Last Updated on Friday, 27 October 2017, 17:42 by Denis Chabrol

Professor Ivelaw Griffith.

University of Guyana (UG) Vice Chancellor, Professor Ivelaw Griffith said lecturers would first have to submit all outstanding grades as part of a new performance-driven criteria before they could receive salary increases for 2017, but President of the Workers Union (UGWU), Bruce Haynes said his union would have none of it.

“That is performance criteria but it cannot be tied to wages and salaries. Whatever it is that is agreed, those persons will be paid. If we sign those documents and then we are told that he has isolated those persons, he is going to be in breach of the agreement.

That is going to be a major chicanery and we are going to put him to task for that because we don’t deal with dishonest people,” Haynes told Demerara Waves Online News.

Griffith said at a meeting held Wednesday with the General Secretary of the Guyana Trades Union Congress (GTUC), Lincoln Lewis in the presence of representatives of the Workers Union (UGWU) and Senior Staff Association (UGSSA), he insisted that performance criteria must be a prerequisite for the granting of salary increases.

Griffith said that a clause would be extracted from the Memorandum of Agreement between the UG administration and the unions and put in a separately in a letter of agreement. The major focus of performance for academics, he said, would be the submission of grades. “I am insisting that people who have outstanding grades should not get a salary increase….We have a window for everyone to turn in their grades and it is not fair to the students and it is not fair to the lecturers who turn their grades in so one indicator of performance is timely submission of grants,” he said.
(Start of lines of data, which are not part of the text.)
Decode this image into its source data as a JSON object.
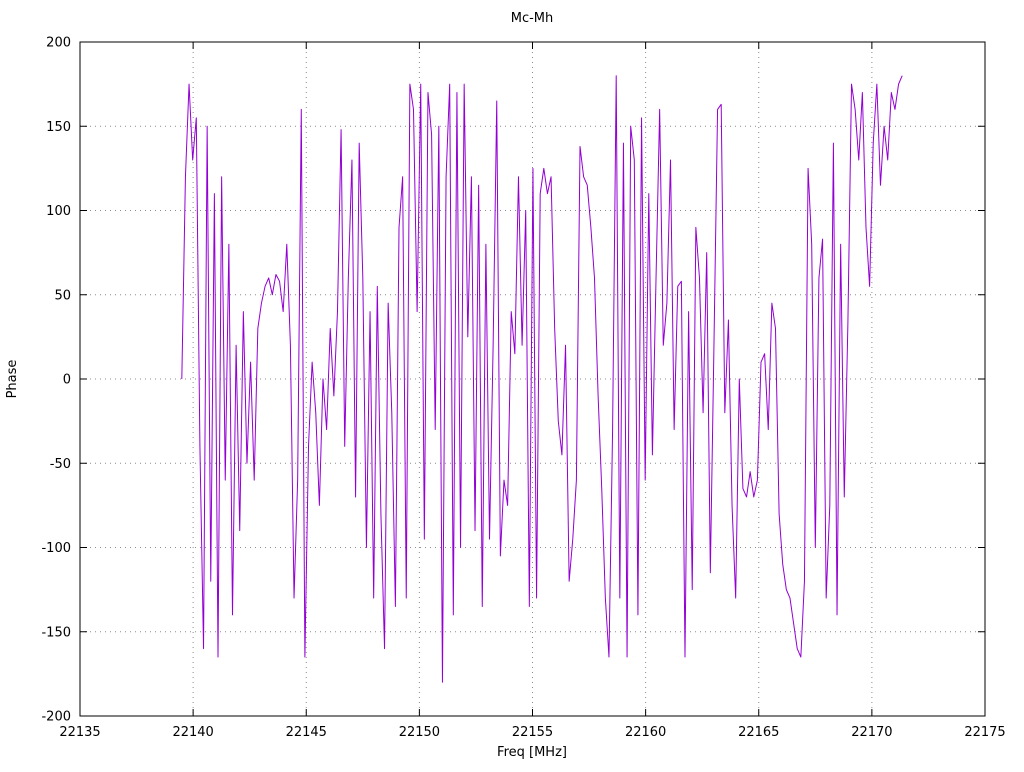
{
  "title": "Mc-Mh",
  "colors": {
    "trace": "#9400d3",
    "grid": "#8c8c8c",
    "border": "#000000",
    "background": "#ffffff"
  },
  "chart_data": {
    "type": "line",
    "title": "Mc-Mh",
    "xlabel": "Freq [MHz]",
    "ylabel": "Phase",
    "xlim": [
      22135,
      22175
    ],
    "ylim": [
      -200,
      200
    ],
    "xticks": [
      22135,
      22140,
      22145,
      22150,
      22155,
      22160,
      22165,
      22170,
      22175
    ],
    "yticks": [
      -200,
      -150,
      -100,
      -50,
      0,
      50,
      100,
      150,
      200
    ],
    "grid": true,
    "legend": "none",
    "line_color": "#9400d3",
    "series": [
      {
        "name": "Mc-Mh",
        "x_start": 22139.5,
        "x_step": 0.16,
        "values": [
          0,
          120,
          175,
          130,
          155,
          -40,
          -160,
          150,
          -120,
          110,
          -165,
          120,
          -60,
          80,
          -140,
          20,
          -90,
          40,
          -50,
          10,
          -60,
          30,
          45,
          55,
          60,
          50,
          62,
          58,
          40,
          80,
          20,
          -130,
          -60,
          160,
          -165,
          -40,
          10,
          -20,
          -75,
          0,
          -30,
          30,
          -10,
          40,
          148,
          -40,
          60,
          130,
          -70,
          140,
          60,
          -100,
          40,
          -130,
          55,
          -80,
          -160,
          45,
          -20,
          -135,
          90,
          120,
          -130,
          175,
          160,
          40,
          175,
          -95,
          170,
          145,
          -30,
          150,
          -180,
          120,
          175,
          -140,
          170,
          -100,
          175,
          25,
          120,
          -90,
          115,
          -135,
          80,
          -95,
          20,
          165,
          -105,
          -60,
          -75,
          40,
          15,
          120,
          20,
          100,
          -135,
          125,
          -130,
          110,
          125,
          110,
          120,
          30,
          -25,
          -45,
          20,
          -120,
          -95,
          -60,
          138,
          120,
          115,
          90,
          60,
          -10,
          -65,
          -130,
          -165,
          -30,
          180,
          -130,
          140,
          -165,
          150,
          130,
          -140,
          155,
          -60,
          110,
          -45,
          60,
          160,
          20,
          45,
          130,
          -30,
          55,
          58,
          -165,
          40,
          -125,
          90,
          60,
          -20,
          75,
          -115,
          20,
          160,
          163,
          -20,
          35,
          -75,
          -130,
          0,
          -65,
          -70,
          -55,
          -70,
          -60,
          10,
          15,
          -30,
          45,
          30,
          -80,
          -110,
          -125,
          -130,
          -145,
          -160,
          -165,
          -120,
          125,
          80,
          -100,
          60,
          83,
          -130,
          -75,
          140,
          -140,
          80,
          -70,
          33,
          175,
          160,
          130,
          170,
          90,
          55,
          140,
          175,
          115,
          150,
          130,
          170,
          160,
          175,
          180
        ]
      }
    ]
  }
}
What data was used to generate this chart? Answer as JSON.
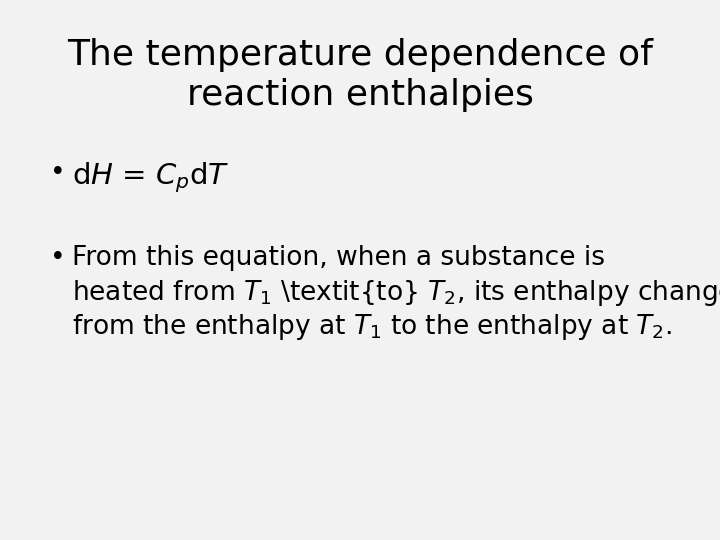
{
  "background_color": "#f2f2f2",
  "title_line1": "The temperature dependence of",
  "title_line2": "reaction enthalpies",
  "title_fontsize": 26,
  "title_color": "#000000",
  "body_fontsize": 19,
  "formula_fontsize": 19
}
He hoped that the unions would no longer object to performance criteria being part of the agreement.

Griffith said lecturers would be given one week or two weeks to turn in their grades or no monies would be handed over to the errant lecturers.

On the thorny demand by the unions for more information on how the UG’s executives would be paid  and from where the money would be drawn, Griffith made it clear that such information would not be provided. “That’s not necessary and it’s not necessary because the reason why the unions are asking for that is to see if there is any space for more and the context  for affordability is the context of what we have put on the table is what we can afford,” he said.

UG has set aside GYD$182 million to pay eight percent  to non-academic staff and six percent to academic staff retroactive to January 1, 2017.

The Vice Chancellor declared that “it would be irresponsible of me to say let’s talk salary increases and not talk performance when this university has lots of performance issues.”